The on-line world of Archival Science includes blogs relating to news and services from archival repositories as well as personal blogs written by people working, volunteering, and researching in archives. Identifying these genres helps make clear the broader context for this blog project, as does the museum perspective comment contributed yesterday by INDE Curator K. Diethorn:

I'm very interested in how users (particularly students at all levels) would like to access the park's archeological reports and for what purposes. Ultimately, this kind of information can suggest potential program ideas (e.g. exhibits) that really speak to what visitors (real and virtual) want to know about archeological material culture.

1 comment:

  1. As a professional archaeologist, I am often looking for comparative data for projects. An easily accessible (i.e. via the web), annotated bibliography of available reports would be a huge help in accessing INDE's information.

    If the annotation information included even very basic information, including type of site (i.e., domestic, tavern, stable, etc.), occupation dates, and other site specific information (i.e., ethnicity of occupants, identification with significant people or events, presence of prehistoric components), that would be enough information to know if I should follow up with the Park regarding additional access to the reports/collections.

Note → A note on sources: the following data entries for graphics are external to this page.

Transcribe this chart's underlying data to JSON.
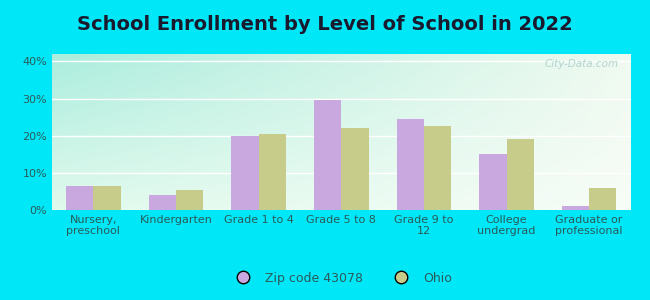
{
  "title": "School Enrollment by Level of School in 2022",
  "categories": [
    "Nursery,\npreschool",
    "Kindergarten",
    "Grade 1 to 4",
    "Grade 5 to 8",
    "Grade 9 to\n12",
    "College\nundergrad",
    "Graduate or\nprofessional"
  ],
  "zip_values": [
    6.5,
    4.0,
    20.0,
    29.5,
    24.5,
    15.0,
    1.0
  ],
  "ohio_values": [
    6.5,
    5.5,
    20.5,
    22.0,
    22.5,
    19.0,
    6.0
  ],
  "zip_color": "#c9a8e0",
  "ohio_color": "#c8cc8a",
  "background_outer": "#00e8f8",
  "background_inner_topleft": "#aaeedd",
  "background_inner_topright": "#e8f8e8",
  "background_inner_bottom": "#f0faf0",
  "ylim": [
    0,
    42
  ],
  "yticks": [
    0,
    10,
    20,
    30,
    40
  ],
  "ytick_labels": [
    "0%",
    "10%",
    "20%",
    "30%",
    "40%"
  ],
  "legend_zip_label": "Zip code 43078",
  "legend_ohio_label": "Ohio",
  "watermark": "City-Data.com",
  "title_fontsize": 14,
  "tick_fontsize": 8,
  "legend_fontsize": 9,
  "title_color": "#1a1a2e",
  "tick_color": "#2a5a5a"
}
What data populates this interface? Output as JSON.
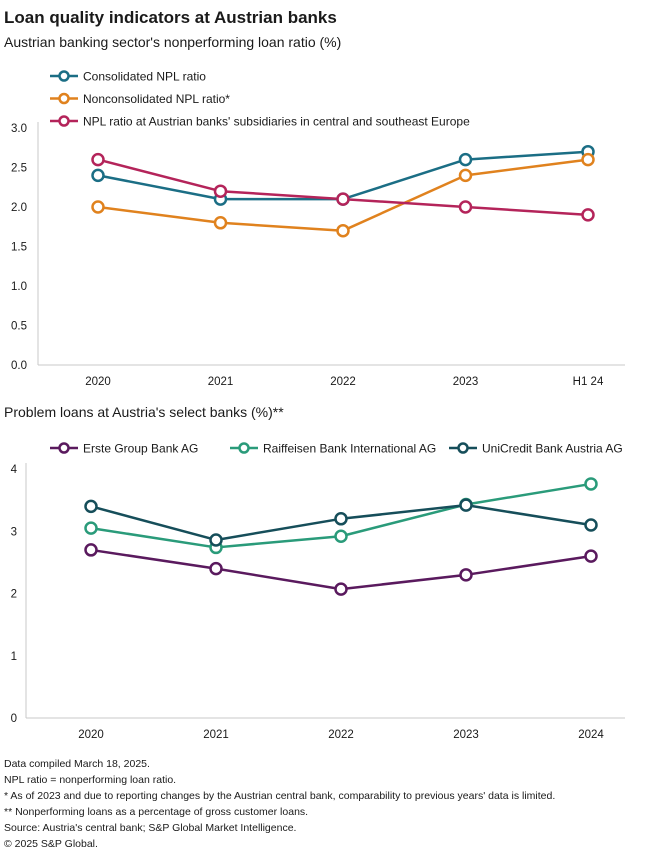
{
  "title": "Loan quality indicators at Austrian banks",
  "chart_data": [
    {
      "type": "line",
      "title": "Austrian banking sector's nonperforming loan ratio (%)",
      "categories": [
        "2020",
        "2021",
        "2022",
        "2023",
        "H1 24"
      ],
      "ylim": [
        0,
        3
      ],
      "yticks": [
        "0.0",
        "0.5",
        "1.0",
        "1.5",
        "2.0",
        "2.5",
        "3.0"
      ],
      "legend_position": "top-left",
      "grid": false,
      "series": [
        {
          "name": "Consolidated NPL ratio",
          "color": "#1b6e85",
          "values": [
            2.4,
            2.1,
            2.1,
            2.6,
            2.7
          ]
        },
        {
          "name": "Nonconsolidated NPL ratio*",
          "color": "#e0821e",
          "values": [
            2.0,
            1.8,
            1.7,
            2.4,
            2.6
          ]
        },
        {
          "name": "NPL ratio at Austrian banks' subsidiaries in central and southeast Europe",
          "color": "#b4245a",
          "values": [
            2.6,
            2.2,
            2.1,
            2.0,
            1.9
          ]
        }
      ]
    },
    {
      "type": "line",
      "title": "Problem loans at Austria's select banks (%)**",
      "categories": [
        "2020",
        "2021",
        "2022",
        "2023",
        "2024"
      ],
      "ylim": [
        0,
        4
      ],
      "yticks": [
        "0",
        "1",
        "2",
        "3",
        "4"
      ],
      "legend_position": "top",
      "grid": false,
      "series": [
        {
          "name": "Erste Group Bank AG",
          "color": "#5a1a5e",
          "values": [
            2.7,
            2.4,
            2.07,
            2.3,
            2.6
          ]
        },
        {
          "name": "Raiffeisen Bank International AG",
          "color": "#2a9b7a",
          "values": [
            3.05,
            2.74,
            2.92,
            3.43,
            3.76
          ]
        },
        {
          "name": "UniCredit Bank Austria AG",
          "color": "#164e5a",
          "values": [
            3.4,
            2.86,
            3.2,
            3.42,
            3.1
          ]
        }
      ]
    }
  ],
  "footnotes": [
    "Data compiled March 18, 2025.",
    "NPL ratio = nonperforming loan ratio.",
    "* As of 2023 and due to reporting changes by the Austrian central bank, comparability to previous years' data is limited.",
    "** Nonperforming loans as a percentage of gross customer loans.",
    "Source: Austria's central bank; S&P Global Market Intelligence.",
    "© 2025 S&P Global."
  ]
}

    As a museum visitor (in general), I often find a disconnect between information recovered from archaeological sites/archaeological artifacts and archaeological methodology. The hows and whys of archaeology are often not presented, leaving a sense with visitors that it is the stuff that is important, and not its context. There is also a tendency to display the biggest, shiniest, coolest artifacts. These, however, are often not the artifacts that provide the richest information about the everyday lives of people who lived and worked at a particular site. I find these things very frustrating, and I think they leave the public with a very skewed view of what archaeology is, how it works, and why it is important.